Discussions about the NSA spying program are getting hot again since the Obama administration released a bunch of classified documents late Monday, including the ruling of the Foreign Intelligence Surveillance Court that approved a program to systematically track US citizens’ emails. The domestic surveillance of American e-mail metadata traffic started during the Bush administration and ran for around a decade before ending in 2011.

The 87-page document has been heavily redacted – including the date of the judge’s ruling and a description of what the judge had been told about terrorism threats. Authorities used the metadata surveillance to search unknown associates of terrorism suspects. Metadata include information about sender and recipient as well as the date when the message was sent but not its content. The documents show that the Bush administration had to deal with some difficulties because of the complexity of the data.

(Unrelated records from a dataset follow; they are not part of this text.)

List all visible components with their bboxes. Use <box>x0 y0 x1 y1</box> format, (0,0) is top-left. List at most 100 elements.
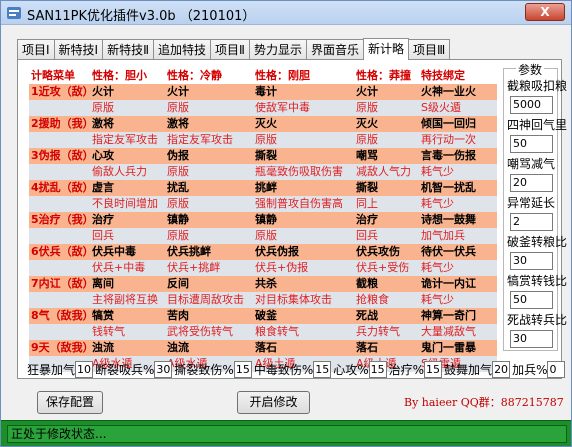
grid-cell: 对目标集体攻击 <box>255 293 332 306</box>
grid-cell[interactable]: 神算一奇门 <box>419 308 497 324</box>
grid-cell[interactable]: 撕裂 <box>354 180 419 196</box>
bottom-param-input[interactable]: 15 <box>313 360 332 378</box>
param-input[interactable]: 5000 <box>510 96 553 114</box>
grid-header-cell: 计略菜单 <box>31 69 75 82</box>
bottom-param-label: 撕裂致伤% <box>174 362 234 377</box>
grid-cell[interactable]: 毒计 <box>253 84 354 100</box>
bottom-param-label: 中毒致伤% <box>253 362 314 377</box>
bottom-param-input[interactable]: 0 <box>547 360 566 378</box>
grid-cell[interactable]: 浊流 <box>165 340 253 356</box>
tab-8[interactable]: 项目Ⅲ <box>408 39 451 60</box>
grid-row-label <box>29 196 90 212</box>
grid-cell[interactable]: 治疗 <box>354 212 419 228</box>
grid-cell[interactable]: 嘲骂 <box>354 148 419 164</box>
grid-cell[interactable]: 激将 <box>90 116 165 132</box>
grid-cell: 指定友军攻击 <box>92 133 158 146</box>
grid-cell[interactable]: 鬼门一雷暴 <box>419 340 497 356</box>
grid-cell[interactable]: 共杀 <box>253 276 354 292</box>
bottom-param-input[interactable]: 15 <box>233 360 252 378</box>
grid-cell[interactable]: 伪报 <box>165 148 253 164</box>
bottom-param-input[interactable]: 30 <box>154 360 173 378</box>
tab-0[interactable]: 项目Ⅰ <box>17 39 55 60</box>
param-input[interactable]: 30 <box>510 330 553 348</box>
param-label: 嘲骂减气 <box>507 157 556 171</box>
grid-cell: 原版 <box>356 101 378 114</box>
grid-row-label <box>29 164 90 180</box>
tab-1[interactable]: 新特技Ⅰ <box>53 39 104 60</box>
tab-2[interactable]: 新特技Ⅱ <box>102 39 155 60</box>
save-config-button[interactable]: 保存配置 <box>37 391 103 414</box>
grid-cell[interactable]: 火计 <box>90 84 165 100</box>
bottom-param-input[interactable]: 15 <box>424 360 443 378</box>
grid-cell[interactable]: 破釜 <box>253 308 354 324</box>
grid-row-label <box>29 324 90 340</box>
grid-cell[interactable]: 激将 <box>165 116 253 132</box>
grid-cell[interactable]: 灭火 <box>354 116 419 132</box>
grid-cell: 钱转气 <box>92 325 125 338</box>
grid-cell[interactable]: 倾国一回归 <box>419 116 497 132</box>
grid-row-label: 7内讧（敌） <box>31 277 90 290</box>
grid-cell[interactable]: 心攻 <box>90 148 165 164</box>
bottom-param-input[interactable]: 15 <box>368 360 387 378</box>
grid-cell[interactable]: 反间 <box>165 276 253 292</box>
grid-cell[interactable]: 火神一业火 <box>419 84 497 100</box>
param-input[interactable]: 50 <box>510 135 553 153</box>
grid-cell: 原版 <box>167 165 189 178</box>
grid-cell[interactable]: 镇静 <box>165 212 253 228</box>
grid-cell[interactable]: 治疗 <box>90 212 165 228</box>
grid-cell[interactable]: 扰乱 <box>165 180 253 196</box>
grid-cell[interactable]: 伏兵攻伤 <box>354 244 419 260</box>
grid-cell[interactable]: 浊流 <box>90 340 165 356</box>
bottom-param-input[interactable]: 20 <box>492 360 511 378</box>
param-label: 四神回气里 <box>507 118 568 132</box>
grid-cell[interactable]: 灭火 <box>253 116 354 132</box>
param-input[interactable]: 20 <box>510 174 553 192</box>
tab-6[interactable]: 界面音乐 <box>305 39 364 60</box>
grid-cell: 加气加兵 <box>421 229 465 242</box>
grid-cell[interactable]: 撕裂 <box>253 148 354 164</box>
grid-cell[interactable]: 机智一扰乱 <box>419 180 497 196</box>
param-input[interactable]: 50 <box>510 291 553 309</box>
bottom-param-input[interactable]: 10 <box>75 360 94 378</box>
grid-cell[interactable]: 离间 <box>90 276 165 292</box>
bottom-param-label: 鼓舞加气 <box>444 362 493 377</box>
grid-cell[interactable]: 截粮 <box>354 276 419 292</box>
grid-cell[interactable]: 虚言 <box>90 180 165 196</box>
grid-cell: 回兵 <box>356 229 378 242</box>
grid-cell[interactable]: 挑衅 <box>253 180 354 196</box>
title-bar[interactable]: SAN11PK优化插件v3.0b （210101） X <box>1 1 571 25</box>
grid-cell[interactable]: 镇静 <box>253 212 354 228</box>
grid-cell[interactable]: 落石 <box>253 340 354 356</box>
grid-desc-row: 回兵 原版 原版 回兵 加气加兵 <box>29 228 497 244</box>
grid-cell[interactable]: 伏兵中毒 <box>90 244 165 260</box>
param-input[interactable]: 2 <box>510 213 553 231</box>
param-input[interactable]: 30 <box>510 252 553 270</box>
grid-cell[interactable]: 火计 <box>354 84 419 100</box>
grid-cell[interactable]: 犒赏 <box>90 308 165 324</box>
grid-cell: 不良时间增加 <box>92 197 158 210</box>
grid-cell: 回兵 <box>92 229 114 242</box>
tab-4[interactable]: 项目Ⅱ <box>210 39 250 60</box>
grid-cell[interactable]: 待伏一伏兵 <box>419 244 497 260</box>
grid-cell[interactable]: 苦肉 <box>165 308 253 324</box>
close-button[interactable]: X <box>525 3 565 21</box>
grid-cell: 原版 <box>167 101 189 114</box>
tab-7[interactable]: 新计略 <box>362 38 409 60</box>
grid-cell[interactable]: 诗想一鼓舞 <box>419 212 497 228</box>
grid-cell: 兵力转气 <box>356 325 400 338</box>
grid-cell[interactable]: 伏兵挑衅 <box>165 244 253 260</box>
param-label: 截粮吸扣粮 <box>507 79 568 93</box>
tab-5[interactable]: 势力显示 <box>248 39 307 60</box>
grid-cell: 原版 <box>167 229 189 242</box>
grid-cell[interactable]: 诡计一内讧 <box>419 276 497 292</box>
grid-cell[interactable]: 火计 <box>165 84 253 100</box>
grid-row-label: 6伏兵（敌） <box>31 245 90 258</box>
grid-cell[interactable]: 伏兵伪报 <box>253 244 354 260</box>
bottom-params: 狂暴加气 10 断裂吸兵% 30 撕裂致伤% 15 中毒致伤% 15 心攻% 15 治疗% 15 鼓舞加… <box>27 360 567 378</box>
grid-cell[interactable]: 言毒一伤报 <box>419 148 497 164</box>
grid-cell[interactable]: 落石 <box>354 340 419 356</box>
grid-cell[interactable]: 死战 <box>354 308 419 324</box>
grid-row-label <box>29 132 90 148</box>
start-modify-button[interactable]: 开启修改 <box>237 391 310 414</box>
tab-3[interactable]: 追加特技 <box>153 39 212 60</box>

It seems that they collected more than the court had authorized.

The US public also learned that the Bush administration initialized the collection of bulk logs of domestic phone calls. Authorities used the Patriot Act to justify their demand. It allows the collection of business phone calls that could be relevant for an investigation. The Justice Department argued the data would help to protect the people of the United States from attacks that could take thousands of lives. Authorities told the Surveillance Court the collection of metadata wouldn’t endanger the privacy of its targets because the logs did not include any content of communications. The agency collected and stored data like originating and terminating phone numbers, trunk identifiers, calling card numbers,  time and duration of calls. After reviewing the program some years later, the court sharply criticized the NSA in 2009 for misleading them about how it used the telephone call logs. However, the program is still active.

And the Obama administration is not willing to end it. The President and his advisers think that there is no alternative to the collection. Early November they insinuated to search for a new technology that allows them to search the records of telephone and Internet companies rather than collecting the data in government computers.

But now there’s protest within the government itself: Three United States senators wrote a letter on Tuesday and said they “have seen no evidence that the bulk collection of Americans’ phone records provided any intelligence of value that could not have been gathered through less intrusive means.” According to the Blog arstechnica.com, the democratic senators Mark Udall, Ron Wyden and Martin Heinrich have been at the forefront of surveillance policy reform. Udall, Wyden and Heinrich argue that the collection of phone data is unconstitutional. It affects their rights to be free of illegal searches and also their free speech rights.